We had an initial bounce off the lows for VRX and at this point it is hard to tell where the stock might go. Longer-term, that is over the next year or so, we think it may go lower to about, perhaps, $55 or so. There is no complete 5-waves down let alone an a-b-c correction so there still is something missing. RSI and MACD, as well as a nice cross-over point towards the upside but, as always, discretion is the better part of valour.

Ironically Ackman’s Pershing Square hedge fund reportedly has 30% invested in VRX. He is the same guy that aggressively shorted Herbalife (HLF) on which he also lost a fortune. What goes around, comes around. There are 131 hedge funds holding about 32% of VRX stock, herding maybe?

EEFT, Euronet

eeft oct 30 2015

This company has been around since the late eighties and has it’s origins in Hungary of all places all though it is incorporated in the US. A good part of it’s business involves money transfers and FX transaction. It got a solid boost when it was able to muscle out Western Union (WU) and Moneygram (MCI) from their partnership position with Wallmart in 2014. If this sort of stuff tickles you pink then buying these shares in the past year or two would have netted you 1 to 2x your money back plus the original investment, compared to perhaps losing it all.

   We do not like the stock anymore. 1. we are in the pure vertical stage, 2. it is possible to count a clear 5 wave move up from the lows of 2009, 3. the RSI is once again approaching the 80% level, 4. even though we are not quite there yet this stock is doing a heroic Mnt.
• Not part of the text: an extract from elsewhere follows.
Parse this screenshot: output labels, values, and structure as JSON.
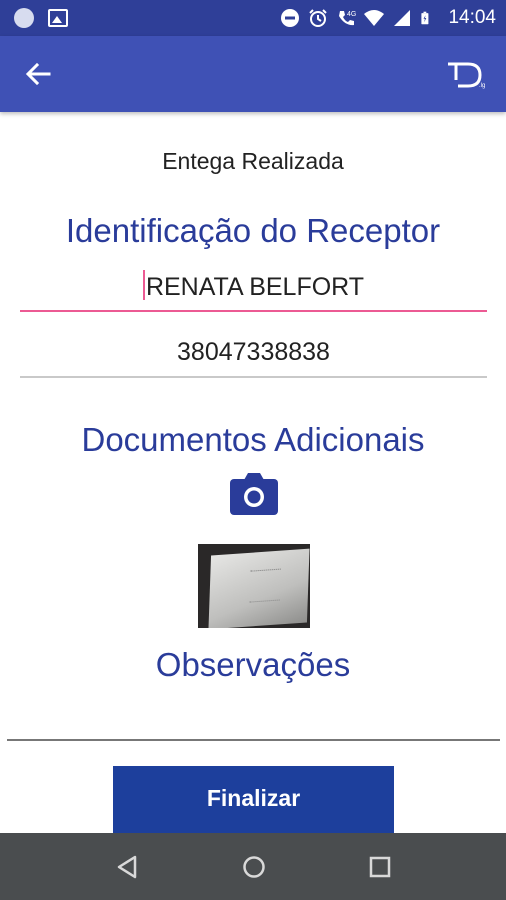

Everest climb which would ideally take the stock to 100 but not necessarily, 5. the p/e is trading at a lofty 46x, about 3x the norm, 6. the business is quickly becoming commoditized. Every Tom, Dick and Harry is getting into the business and there were already too many players.

Definitely a sell here and certainly anywhere between here and $100. A reasonable first target is either $45 or $36 or so.

Note: We are confident that 5 waves up are complete or nearly so. Even so we are open to the idea that wave 4 might have occurred a little later in the sequence than shown, that is starting at $55. This would become more compelling in the event that the stock does, in fact, manage to climb to $100.

GPRO update

The usual then, April 29, 2015, and now charts;

GPRO april 29 2015GPRO oct 29 2015

We were asleep again and did not look at this stock. See our previous blog. Recently we got the rebound level in both the Dow and the S&P dead wrong so it is heart warming that we did get this one right. That is so far at least. The then suggested target of $24 may, however, be way too high. $5 is a possibility if both A and C legs become equal in size. It appears that we are in a 5th wave of C which should take the stock to about $20 as a minimum. Time will tell.